Als klein jongetje ben ik vaak met hem naar buiten geweest, struinen rond Hooghalen; het veld was inmiddels overwegend bos geworden. Hij zag alles; in een reflex deed hij een greep onder een struik of in het gras en had een jonge Vlaamse gaai of jonge Fazant te pakken. Dat kon alleen als je doodstil was en voorzichtig en in dekking liep natuurlijk. Druk keuvelend door een bos wandelen? Ik heb er nooit aan kunnen wennen. Of hij tilde me op om naar het zachte blauw van zanglijstereieren te laten kijken; “Niet op de eieren ademen, want anders worden, ze verlaten”. Of dat nou waar was of niet, je werd je wel heel erg bewust van je eigen invloed op het gedrag van dieren en je verantwoordelijkheid daarvoor (Zie ook:  Bezoekeffect“). Heel bijzonder vond ik het om bij hem te merken, dat hij niet in een primitieve passie voor het zoeken van eieren als zodanig, of de jacht is blijven steken. Toen ik hem eens trots een paar moeizaam verkregen eieren van een Zwarte kraai liet zien reageerde hij met: “Was dat nou nödig”? Want natuur, daar bleef je zoveel mogelijk van af en eieren uithalen, zelfs die van een kraai, dat was nergens voor nodig.

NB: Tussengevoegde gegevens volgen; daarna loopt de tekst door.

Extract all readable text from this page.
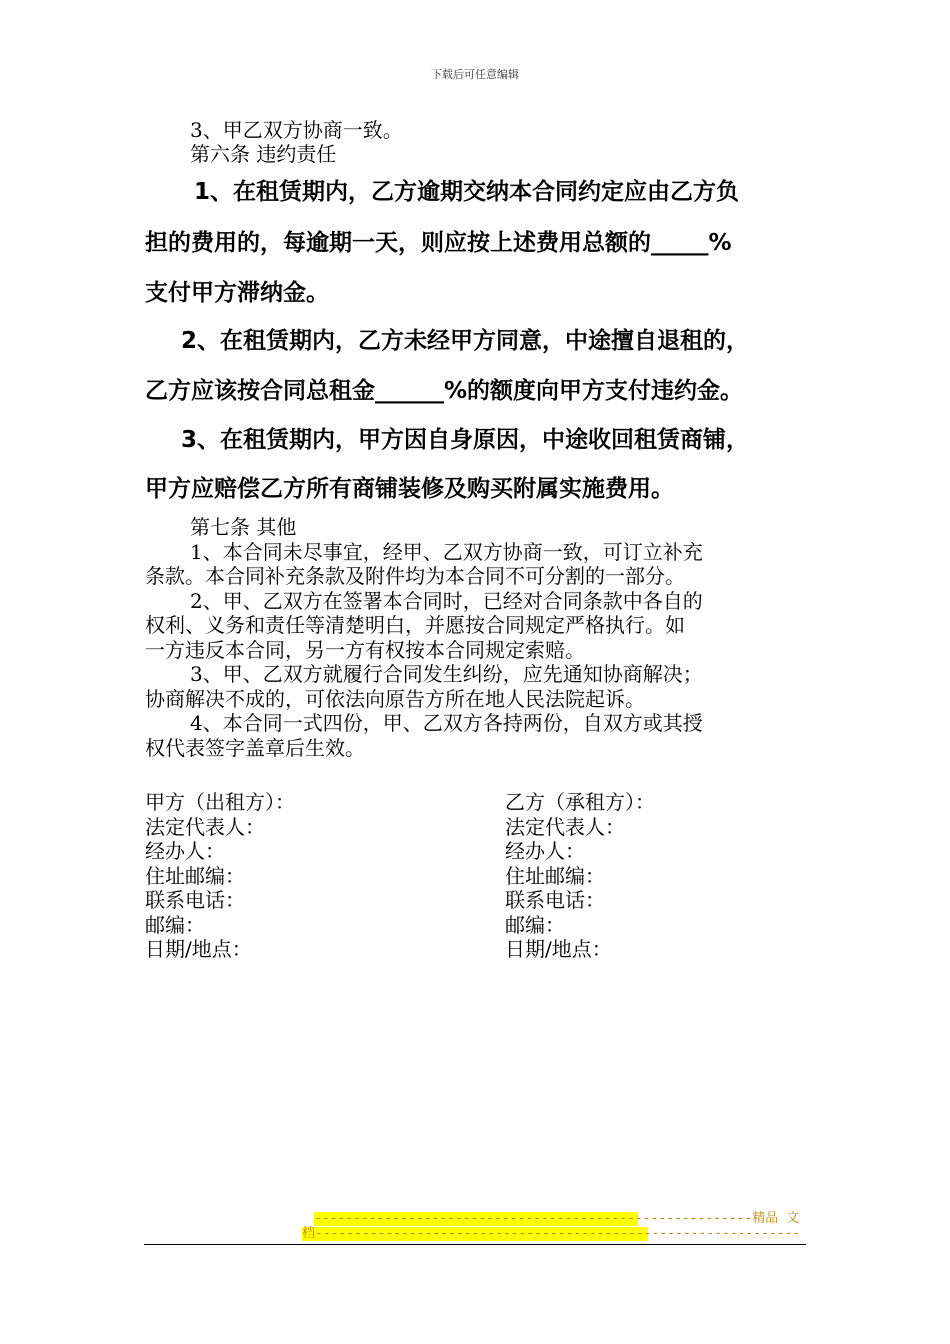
下载后可任意编辑
3、甲乙双方协商一致。
第六条 违约责任
1、在租赁期内，乙方逾期交纳本合同约定应由乙方负
担的费用的，每逾期一天，则应按上述费用总额的_____%
支付甲方滞纳金。
2、在租赁期内，乙方未经甲方同意，中途擅自退租的，
乙方应该按合同总租金______%的额度向甲方支付违约金。
3、在租赁期内，甲方因自身原因，中途收回租赁商铺，
甲方应赔偿乙方所有商铺装修及购买附属实施费用。
第七条 其他
1、本合同未尽事宜，经甲、乙双方协商一致，可订立补充
条款。本合同补充条款及附件均为本合同不可分割的一部分。
2、甲、乙双方在签署本合同时，已经对合同条款中各自的
权利、义务和责任等清楚明白，并愿按合同规定严格执行。如
一方违反本合同，另一方有权按本合同规定索赔。
3、甲、乙双方就履行合同发生纠纷，应先通知协商解决；
协商解决不成的，可依法向原告方所在地人民法院起诉。
4、本合同一式四份，甲、乙双方各持两份，自双方或其授
权代表签字盖章后生效。
甲方（出租方）：
法定代表人：
经办人：
住址邮编：
联系电话：
邮编：
日期/地点：
乙方（承租方）：
法定代表人：
经办人：
住址邮编：
联系电话：
邮编：
日期/地点：
--------------------------------------------------------精品 文
档--------------------------------------------------------------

9 april 2009: Met oudste kleindochter en de trekker van Jan in polder Blokhoven.
Omdat weidevogels, en zeker Grutto’s, in Drenthe zo ongeveer zijn uitgestorven, dacht ik hem een plezier te doen, door hem in april 2008 uit te nodigen om bij boer Jan ‘op de Grutto’s” te gaan. Hij reageerde veel minder enthousiast dan ik had gehoopt en ik liet het er maar bij. Later vertelde zijn vrouw me, dat hij last had van een heup en opzag tegen het lopen op het oneffen boerenland. “Voor altijd te laat”, denk je dan. Maar op 9 april 2009 leenden we de tractor van Jan en reden we samen alsnog de polder in. Zo'n trekker scheelt een hoop gesjouw. M'n dochter voegde zich 's middags bij ons en we beleefden onvergetelijke uren. Hij zette me toen weer op het spoor dat me lang geleden werd geleerd. Bewondering was er ook: In geen dertig jaar een Grutto-nest gezien en dan onmiddelijk die Grutto in de gaten hebben en feilloos met grote passen naar het eerste nest van dat seizoen benen. Dan zit het diep.

Dit voorjaar hoorde hij dat hij een ongeneeslijke dodelijke ziekte had. Een van de dingen die hij toen moest missen was het gevoel van "ruumte" dat hij buiten om zich heen kon hebben en dat ik zo goed herken. Een van zijn zoons bedacht een iPAD voor hem; polderbloggen deed ik daarop in de wetenschap, dat hij via het wereldwijdeweb over mijn schouder met me mee keek.

In mei waren we voor het laatst samen buiten. We deden een rondje Hooghalen, via Amen, langs de afslag naar "het Paradijs" (een plasje waar we hadden leren zwemmen) en stapten uit bij een beekje, ergens waar de Drentse-A begint. Hoeveel oorsprong kun je eigenlijk in zo'n tochtje hebben? Er waren zachtgeel bloeiende Ratelaars, met daartussen roze spikkels van Echte koekoeksbloem, blauw fladderende Beekjuffers en verhalen over drinkenskuilen waar je makkelijk met tractor en maaibalk in kon kieperen. 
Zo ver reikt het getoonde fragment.